The gold escort removed 67 687 ozs (19 155 kg) in 1860 and 16 567 ozs (4688 kg) in 1861. The official total production was 172 000 ozs (48 676 kg). The gold was mostly alluvial and large nuggets up to 28 pounds (12 678 gm) in weight were found.
Mining continued on a small scale until about 1905 but most of this was done by sluicing and dredging.
What is left of Kiandra is located on the Snowy Mountains Highway no more than 300 metres from the turnoff to Mt Selwyn and Cabramurra. It is an indictment of the NSW National Parks and Wildlife Service that many of the old buildings were burnt or bulldozed by the service in an act of extraordinary historical vandalism. Not surprisingly it is hard to find anyone in the Snowy Mountains area who has a kind word to say about Parks and Wildlife.
All that is now left of the old township is the courthouse and some ruins.

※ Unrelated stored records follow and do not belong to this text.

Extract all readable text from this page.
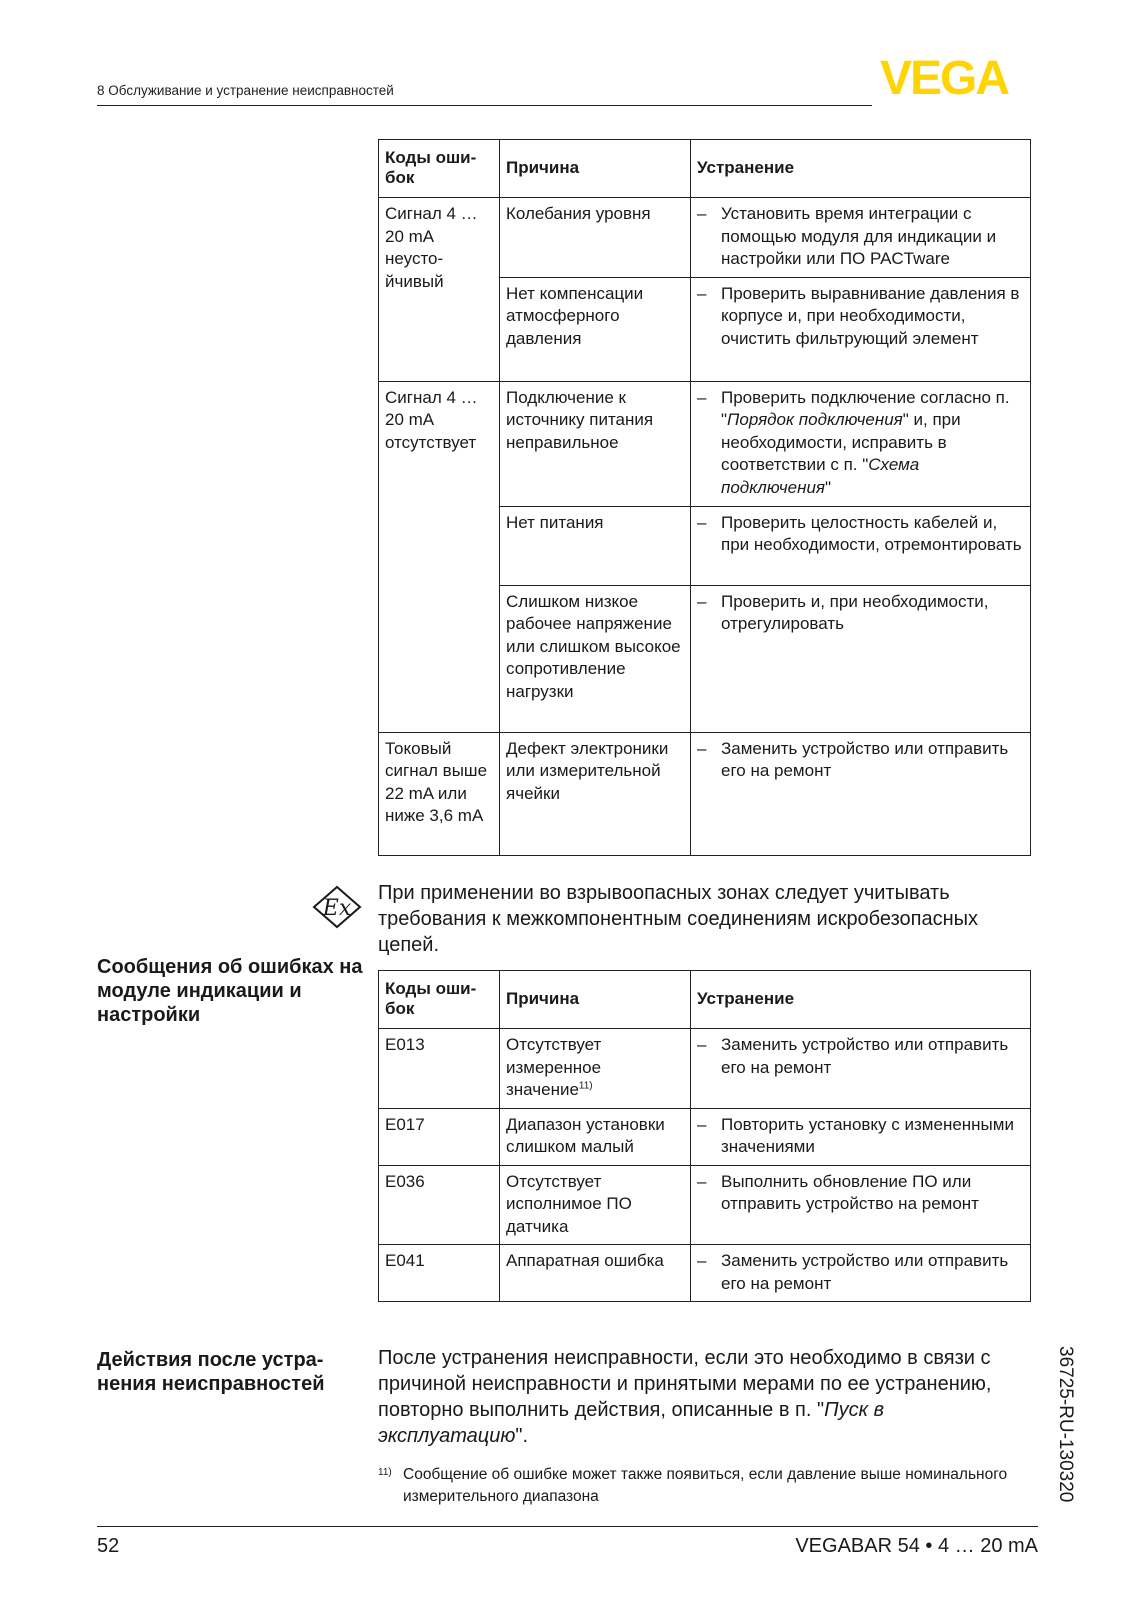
8 Обслуживание и устранение неисправностей	VEGA
Коды оши-бок	Причина	Устранение
Сигнал 4 … 20 mA неусто-йчивый	Колебания уровня	– Установить время интеграции с помощью модуля для индикации и настройки или ПО PACTware

	Нет компенсации атмосферного давления	– Проверить выравнивание давления в корпусе и, при необходимости, очистить фильтрующий элемент

Сигнал 4 … 20 mA отсутствует	Подключение к источнику питания неправильное	– Проверить подключение согласно п. "Порядок подключения" и, при необходимости, исправить в соответствии с п. "Схема подключения"

	Нет питания	– Проверить целостность кабелей и, при необходимости, отремонтировать

	Слишком низкое рабочее напряжение или слишком высокое сопротивление нагрузки	– Проверить и, при необходимости, отрегулировать

Токовый сигнал выше 22 mA или ниже 3,6 mA	Дефект электроники или измерительной ячейки	– Заменить устройство или отправить его на ремонт
Ex
При применении во взрывоопасных зонах следует учитывать требования к межкомпонентным соединениям искробезопасных цепей.
Сообщения об ошибках на модуле индикации и настройки
Коды оши-бок	Причина	Устранение
E013	Отсутствует измеренное значение$^{11)}$	– Заменить устройство или отправить его на ремонт

E017	Диапазон установки слишком малый	– Повторить установку с измененными значениями

E036	Отсутствует исполнимое ПО датчика	– Выполнить обновление ПО или отправить устройство на ремонт

E041	Аппаратная ошибка	– Заменить устройство или отправить его на ремонт
Действия после устра-нения неисправностей
После устранения неисправности, если это необходимо в связи с причиной неисправности и принятыми мерами по ее устранению, повторно выполнить действия, описанные в п. "Пуск в эксплуатацию".
11) Сообщение об ошибке может также появиться, если давление выше номинального измерительного диапазона	36725-RU-130320
52	VEGABAR 54 • 4 … 20 mA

Over the years Kiandra has developed a remarkable skiing mythology. The first skiing competition and the first ski club in the world were established in Kiandra. Certainly it is known that the residents of Kiandra were skiing in 1861 after some Norwegian miners had shown other miners how to convert a fence post into a workable ski and by the 1870s there were competitions and a ski club had been established in the area. It is now widely accepted that these competitions and the club were the first in the world. The argument is based on the proposition that Canadians, Americans and Europeans had only ever used skis as a means of winter transport. In Kiandra they were used for sporting activities. One thing is certain - Kiandra, being the highest town in Australia until the establishment of Cabramurra, was the first Australian town where skiing was commonplace in wintertime.